I think the case of Arctan between an interval and the Real line is a standard counter. There is no mention/need of choice of isometry between the two, so you can use any metric in the interval, and not all metrics are equivalent. But, yes, if there is an isomorphism, you may pull-back the metric as mentioned in other posts, to give you an isometry. EDIT: Basically, we use in e.g., (-1,1) , the subspace metric, under which (-1,1) is bounded, and similar for the Real line with the standard metric is unbounded.EDIT2: Notice too, that with the subspace metric d(x,y):=|x-y|, that (-1,1) is not complete, e.g., take ## a_n =1+1/n ## , while the Reals are. Notice too, that unless you include the condition of a bijection, an isometry is not necessarily a homeomorphism.facenian said:Is every homeomorphism between a metric space X and a topological Y equivalent to an isometry?
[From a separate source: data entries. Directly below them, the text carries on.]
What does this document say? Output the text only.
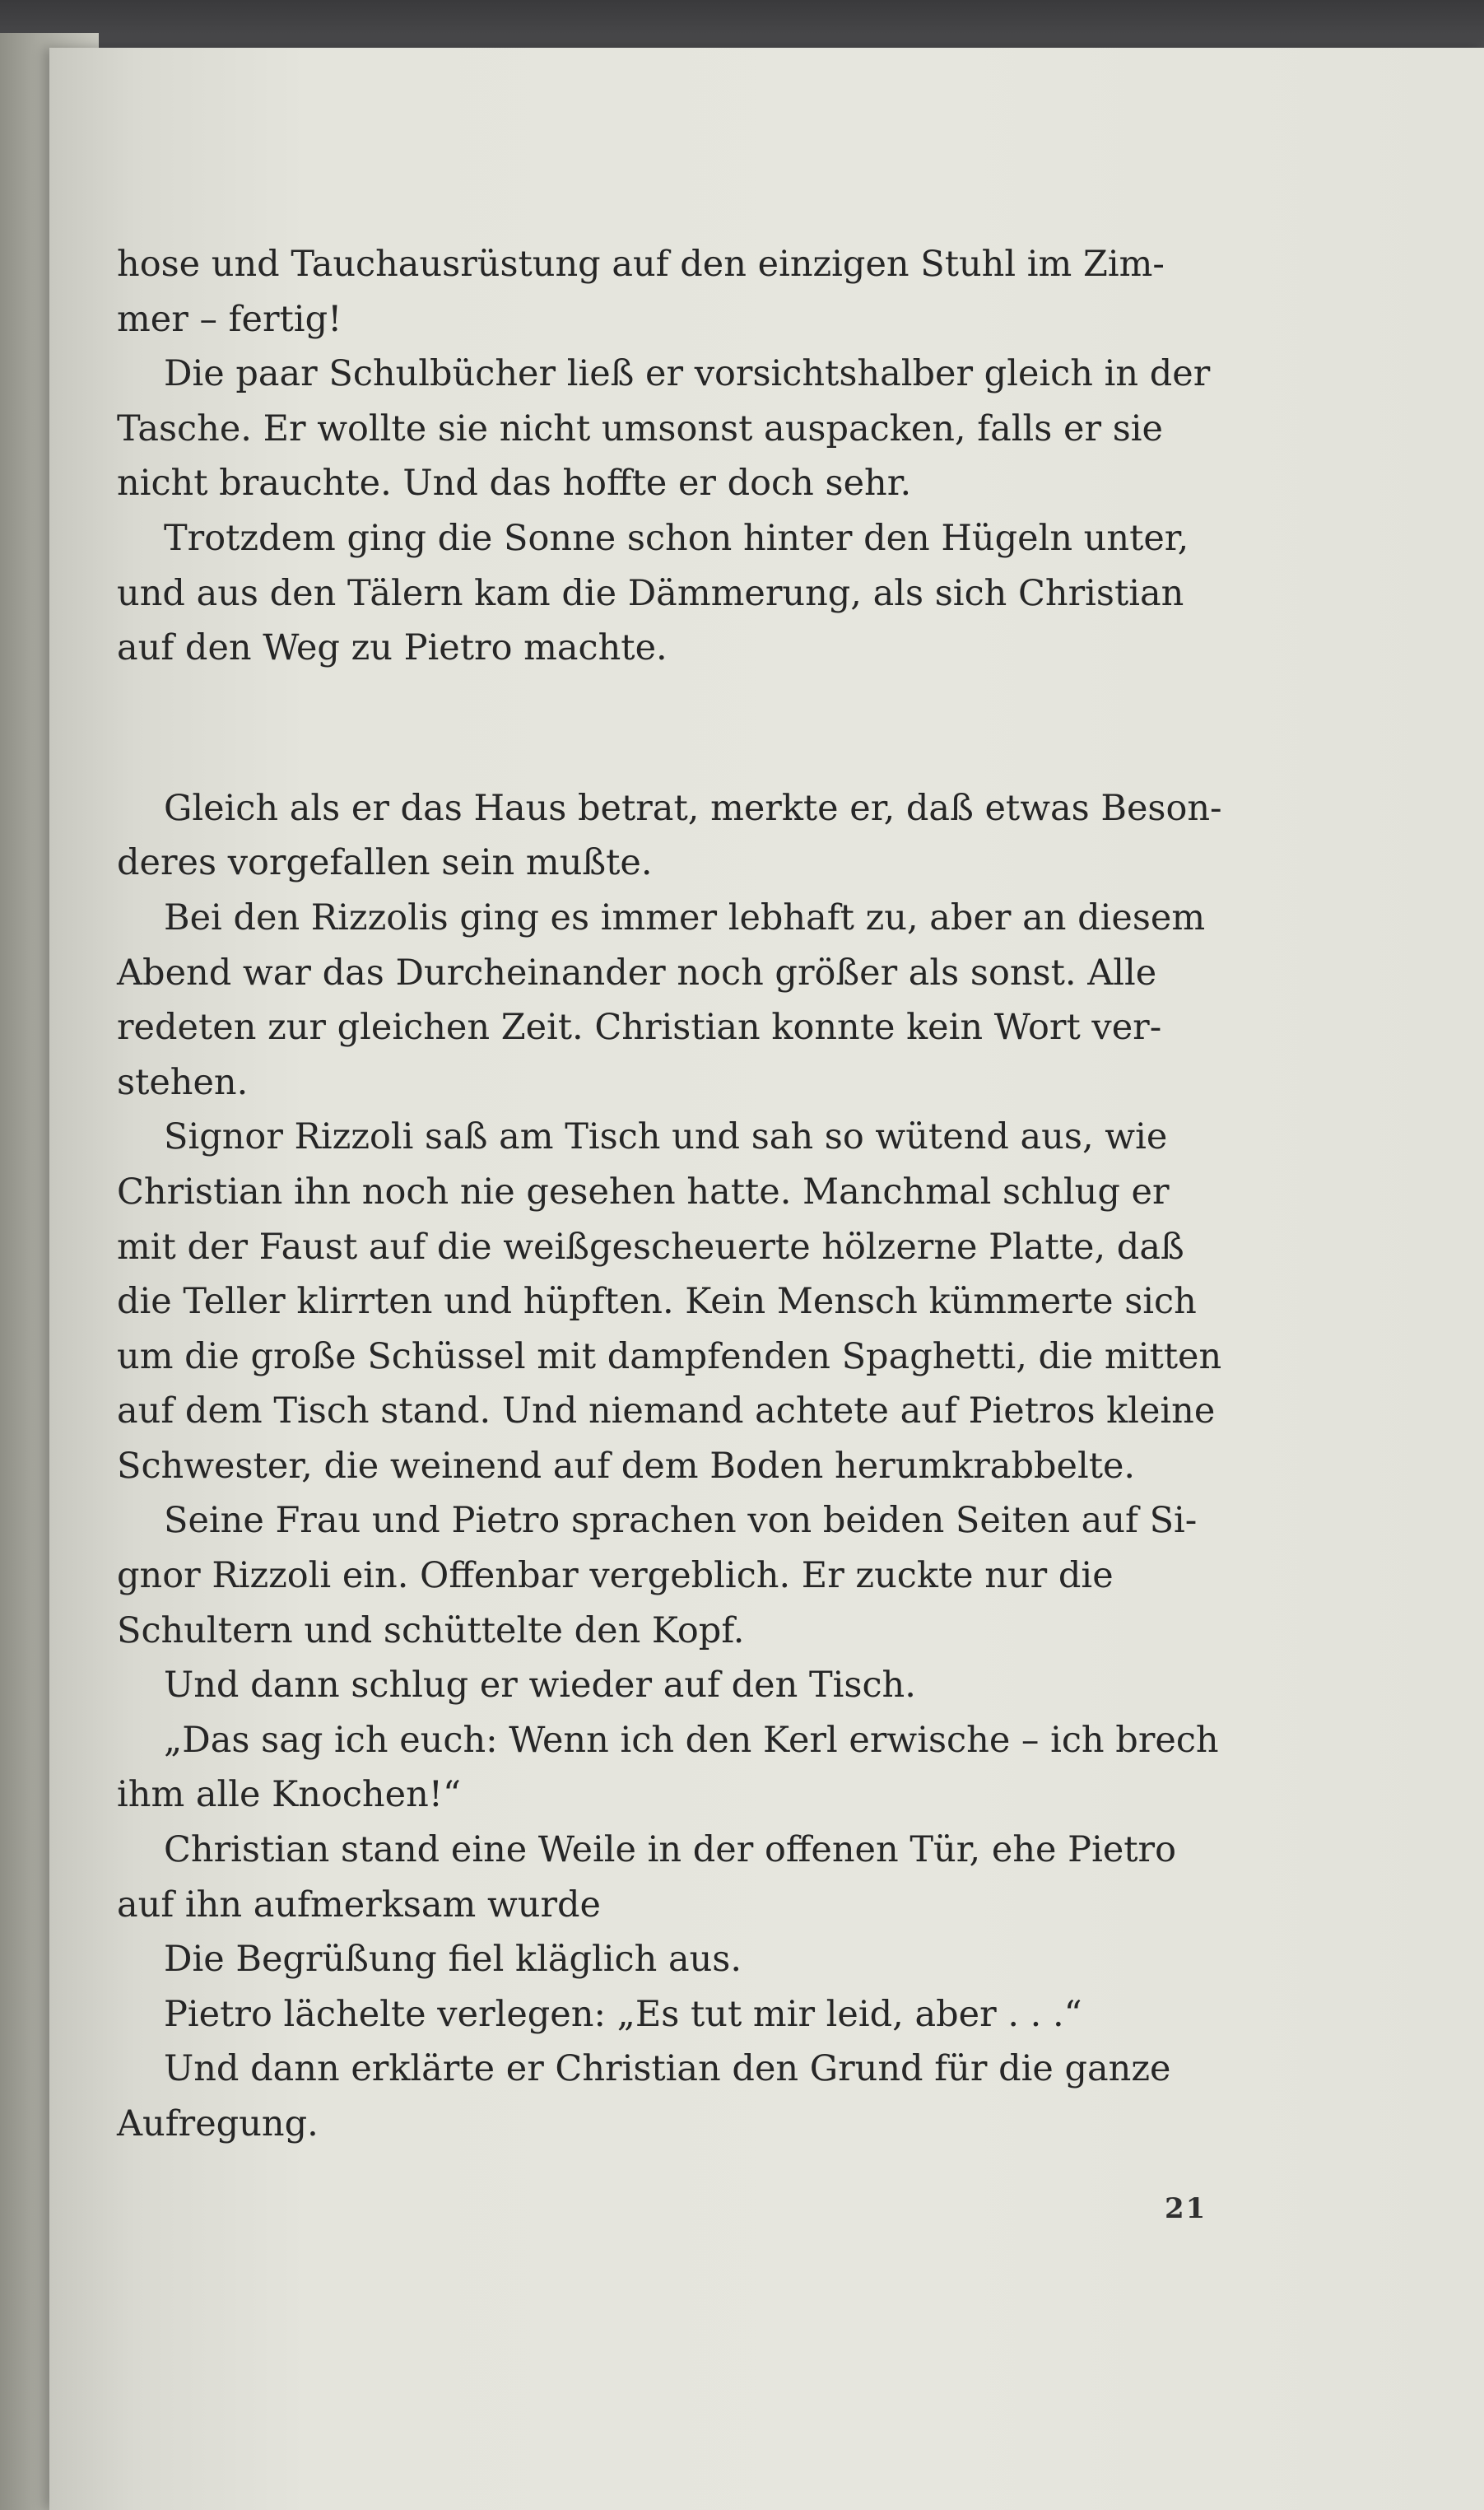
hose und Tauchausrüstung auf den einzigen Stuhl im Zim-
mer – fertig!
Die paar Schulbücher ließ er vorsichtshalber gleich in der
Tasche. Er wollte sie nicht umsonst auspacken, falls er sie
nicht brauchte. Und das hoffte er doch sehr.
Trotzdem ging die Sonne schon hinter den Hügeln unter,
und aus den Tälern kam die Dämmerung, als sich Christian
auf den Weg zu Pietro machte.
Gleich als er das Haus betrat, merkte er, daß etwas Beson-
deres vorgefallen sein mußte.
Bei den Rizzolis ging es immer lebhaft zu, aber an diesem
Abend war das Durcheinander noch größer als sonst. Alle
redeten zur gleichen Zeit. Christian konnte kein Wort ver-
stehen.
Signor Rizzoli saß am Tisch und sah so wütend aus, wie
Christian ihn noch nie gesehen hatte. Manchmal schlug er
mit der Faust auf die weißgescheuerte hölzerne Platte, daß
die Teller klirrten und hüpften. Kein Mensch kümmerte sich
um die große Schüssel mit dampfenden Spaghetti, die mitten
auf dem Tisch stand. Und niemand achtete auf Pietros kleine
Schwester, die weinend auf dem Boden herumkrabbelte.
Seine Frau und Pietro sprachen von beiden Seiten auf Si-
gnor Rizzoli ein. Offenbar vergeblich. Er zuckte nur die
Schultern und schüttelte den Kopf.
Und dann schlug er wieder auf den Tisch.
„Das sag ich euch: Wenn ich den Kerl erwische – ich brech
ihm alle Knochen!“
Christian stand eine Weile in der offenen Tür, ehe Pietro
auf ihn aufmerksam wurde
Die Begrüßung fiel kläglich aus.
Pietro lächelte verlegen: „Es tut mir leid, aber . . .“
Und dann erklärte er Christian den Grund für die ganze
Aufregung.
21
I think it is, but I need to confirm.
A metric homeomorphism is a mathematical concept that refers to the relationship between two metric spaces. It is a type of function that maps points from one metric space to another, while preserving the distance between the points. In other words, a metric homeomorphism is a function that maintains the same metric structure between two spaces.
Metric homeomorphism and isometry are often used interchangeably, but there is a slight difference between the two. While both concepts refer to preserving the distance between points in a metric space, isometry implies that the function also preserves other geometric properties such as angles and shapes.
Metric homeomorphism has various applications in real life, particularly in fields such as physics, engineering, and computer science. For example, it can be used to model physical systems, analyze data, and design algorithms.
Yes, metric homeomorphism can exist between different types of metric spaces as long as they have the same underlying metric structure. This means that the distance between points can be preserved even if the spaces have different shapes or dimensions.
Metric homeomorphism and topological equivalence are similar concepts that both deal with preserving the structure of mathematical spaces. However, metric homeomorphism focuses on preserving the distance between points, while topological equivalence is concerned with preserving the open sets and continuity of functions between spaces.